The way to deal with the problem you've stated is actually fairly simple. You only need to have one legal principle - harm to society should be taxed, and should be taxed promptly. Allow companies and people to settle out of court, and encourage it. Let anyone take a company or person to court for causing harm to them or society at large, and have the government hire investigators to watch out for those situations where the harm is difficult to spot and potentially huge. Have a big jury, maybe 300-500 people to make sure you have a fairly representative sample of the population. Allow the jury to vote on whether someone or some company is causing harm to society and not adequately compensating for it in taxes, philanthropy, community service or whatever. If so, allow the prosecutor to propose one fine (or other form of compensation), and allow the defendant to make a counter-offer. Let the jury vote on which offer they prefer.
In this way, the prosecutor and the defendant will have to come to a compromise.

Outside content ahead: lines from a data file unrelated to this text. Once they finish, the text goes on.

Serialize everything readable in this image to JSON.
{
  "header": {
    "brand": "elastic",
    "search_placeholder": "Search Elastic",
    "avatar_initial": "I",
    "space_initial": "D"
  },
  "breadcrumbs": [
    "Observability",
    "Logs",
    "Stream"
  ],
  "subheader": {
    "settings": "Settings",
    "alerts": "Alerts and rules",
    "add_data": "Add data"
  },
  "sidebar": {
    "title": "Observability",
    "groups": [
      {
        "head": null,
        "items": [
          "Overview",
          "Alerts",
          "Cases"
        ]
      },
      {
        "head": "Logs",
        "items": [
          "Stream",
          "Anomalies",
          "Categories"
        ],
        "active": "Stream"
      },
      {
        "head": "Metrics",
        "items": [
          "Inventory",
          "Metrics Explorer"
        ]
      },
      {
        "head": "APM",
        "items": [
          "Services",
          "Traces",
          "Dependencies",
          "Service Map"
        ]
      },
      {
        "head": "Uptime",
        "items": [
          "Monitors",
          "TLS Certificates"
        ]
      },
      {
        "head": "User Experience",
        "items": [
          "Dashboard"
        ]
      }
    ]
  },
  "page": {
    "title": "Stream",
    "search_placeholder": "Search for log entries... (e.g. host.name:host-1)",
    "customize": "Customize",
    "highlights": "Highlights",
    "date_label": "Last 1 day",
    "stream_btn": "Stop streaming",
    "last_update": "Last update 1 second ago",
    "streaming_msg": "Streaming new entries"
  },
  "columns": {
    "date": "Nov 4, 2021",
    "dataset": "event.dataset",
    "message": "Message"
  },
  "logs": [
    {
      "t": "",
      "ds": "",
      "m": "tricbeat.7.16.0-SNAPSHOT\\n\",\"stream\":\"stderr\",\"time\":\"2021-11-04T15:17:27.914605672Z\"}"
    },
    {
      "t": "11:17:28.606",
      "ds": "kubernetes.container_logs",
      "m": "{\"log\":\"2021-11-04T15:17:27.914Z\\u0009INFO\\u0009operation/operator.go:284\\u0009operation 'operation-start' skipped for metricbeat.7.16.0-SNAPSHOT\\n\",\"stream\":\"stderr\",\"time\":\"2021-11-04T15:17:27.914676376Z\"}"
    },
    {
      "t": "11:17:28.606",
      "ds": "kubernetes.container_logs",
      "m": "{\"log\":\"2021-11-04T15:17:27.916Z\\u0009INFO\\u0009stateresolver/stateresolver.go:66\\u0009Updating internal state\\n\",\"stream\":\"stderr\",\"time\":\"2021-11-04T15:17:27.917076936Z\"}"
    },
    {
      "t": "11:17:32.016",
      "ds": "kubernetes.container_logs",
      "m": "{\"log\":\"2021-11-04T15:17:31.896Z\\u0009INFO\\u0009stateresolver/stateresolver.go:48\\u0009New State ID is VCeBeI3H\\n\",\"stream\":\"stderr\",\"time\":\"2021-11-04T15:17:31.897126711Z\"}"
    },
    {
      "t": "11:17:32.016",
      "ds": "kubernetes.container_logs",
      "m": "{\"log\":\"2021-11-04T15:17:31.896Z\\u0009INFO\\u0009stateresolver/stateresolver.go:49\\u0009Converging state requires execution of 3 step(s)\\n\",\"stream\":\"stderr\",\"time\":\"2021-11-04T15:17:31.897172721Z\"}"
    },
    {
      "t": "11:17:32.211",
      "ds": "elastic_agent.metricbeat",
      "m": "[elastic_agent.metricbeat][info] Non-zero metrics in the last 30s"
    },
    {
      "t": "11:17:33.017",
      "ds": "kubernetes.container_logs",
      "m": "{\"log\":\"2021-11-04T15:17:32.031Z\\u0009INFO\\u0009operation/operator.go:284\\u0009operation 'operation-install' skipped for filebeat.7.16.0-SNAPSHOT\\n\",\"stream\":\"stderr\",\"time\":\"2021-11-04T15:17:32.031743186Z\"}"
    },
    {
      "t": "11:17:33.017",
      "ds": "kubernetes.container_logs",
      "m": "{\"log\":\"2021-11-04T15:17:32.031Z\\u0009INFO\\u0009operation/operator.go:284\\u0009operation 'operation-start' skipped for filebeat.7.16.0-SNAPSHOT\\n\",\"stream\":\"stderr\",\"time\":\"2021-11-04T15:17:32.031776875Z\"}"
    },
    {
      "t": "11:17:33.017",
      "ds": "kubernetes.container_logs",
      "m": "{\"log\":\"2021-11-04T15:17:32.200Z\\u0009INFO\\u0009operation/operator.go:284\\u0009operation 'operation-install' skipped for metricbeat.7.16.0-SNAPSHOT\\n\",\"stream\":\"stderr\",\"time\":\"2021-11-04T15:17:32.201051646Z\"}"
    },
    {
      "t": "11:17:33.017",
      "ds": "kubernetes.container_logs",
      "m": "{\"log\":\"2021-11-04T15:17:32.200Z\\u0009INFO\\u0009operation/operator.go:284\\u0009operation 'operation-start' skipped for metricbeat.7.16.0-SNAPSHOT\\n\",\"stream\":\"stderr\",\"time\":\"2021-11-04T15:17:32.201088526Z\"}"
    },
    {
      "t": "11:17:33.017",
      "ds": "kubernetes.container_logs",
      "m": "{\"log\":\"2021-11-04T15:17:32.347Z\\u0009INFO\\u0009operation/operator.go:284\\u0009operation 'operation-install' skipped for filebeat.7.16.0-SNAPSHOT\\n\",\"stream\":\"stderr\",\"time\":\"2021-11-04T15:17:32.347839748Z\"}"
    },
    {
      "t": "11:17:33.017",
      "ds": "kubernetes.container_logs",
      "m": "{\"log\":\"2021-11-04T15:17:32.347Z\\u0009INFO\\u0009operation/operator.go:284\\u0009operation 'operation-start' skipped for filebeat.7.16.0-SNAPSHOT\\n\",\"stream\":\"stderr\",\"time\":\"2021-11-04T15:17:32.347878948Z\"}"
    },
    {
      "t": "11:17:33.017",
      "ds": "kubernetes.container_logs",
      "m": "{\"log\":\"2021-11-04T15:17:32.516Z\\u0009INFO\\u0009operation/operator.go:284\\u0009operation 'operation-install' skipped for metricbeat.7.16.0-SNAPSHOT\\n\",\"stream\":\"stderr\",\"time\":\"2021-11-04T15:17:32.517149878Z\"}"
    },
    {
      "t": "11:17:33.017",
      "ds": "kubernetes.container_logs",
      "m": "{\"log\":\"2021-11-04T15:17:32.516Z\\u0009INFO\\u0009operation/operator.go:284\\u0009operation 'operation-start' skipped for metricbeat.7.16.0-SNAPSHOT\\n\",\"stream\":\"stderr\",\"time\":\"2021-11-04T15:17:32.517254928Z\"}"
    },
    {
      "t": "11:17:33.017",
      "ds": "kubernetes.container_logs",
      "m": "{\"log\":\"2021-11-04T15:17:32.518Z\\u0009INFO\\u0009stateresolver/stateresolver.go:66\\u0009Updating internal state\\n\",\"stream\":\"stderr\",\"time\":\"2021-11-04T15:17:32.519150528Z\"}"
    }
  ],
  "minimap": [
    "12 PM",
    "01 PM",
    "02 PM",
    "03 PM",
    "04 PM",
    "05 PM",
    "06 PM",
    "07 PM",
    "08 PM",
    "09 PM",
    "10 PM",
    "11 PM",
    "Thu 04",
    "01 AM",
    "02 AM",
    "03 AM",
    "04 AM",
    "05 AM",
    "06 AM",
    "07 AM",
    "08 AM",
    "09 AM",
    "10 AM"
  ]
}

If the prosecutor is unreasonable, the jury won't agree so easily, unless the defendant is even more unreasonable. They will both have to come as close as they can to an acceptable form of compensation for the defendant to repay society.
The defendant should have to pay the court fees according to the percentage of the jury that voted against him. If 90% of the jury say he's guilty, then he pays 90% of the court fees (not including any fees for lawyers). Likewise, the prosecutor pays court fees according to how much of the court thinks the defendant is innocent, so, in the above example, the prosecutor would pay 10% of the court fees. This encourages both parties to keep the trial short, and to settle out of court, or go to a third-party court if they can.
You could also add on a limit where defendants or prosecutors don't need to pay. For example, if 25% or less of the jury say the defendant is guilty, the prosecutor pays for everything. If 75% or more say the defendant is guilty, then the defendant pays for everything.
It would essentially mean that, provided no one else is bothered by you, you could do whatever you want. If other people are bothered, you'd still be able to fall back on a trial by jury, and any compensation you would have to provide would be arrived at through compromise.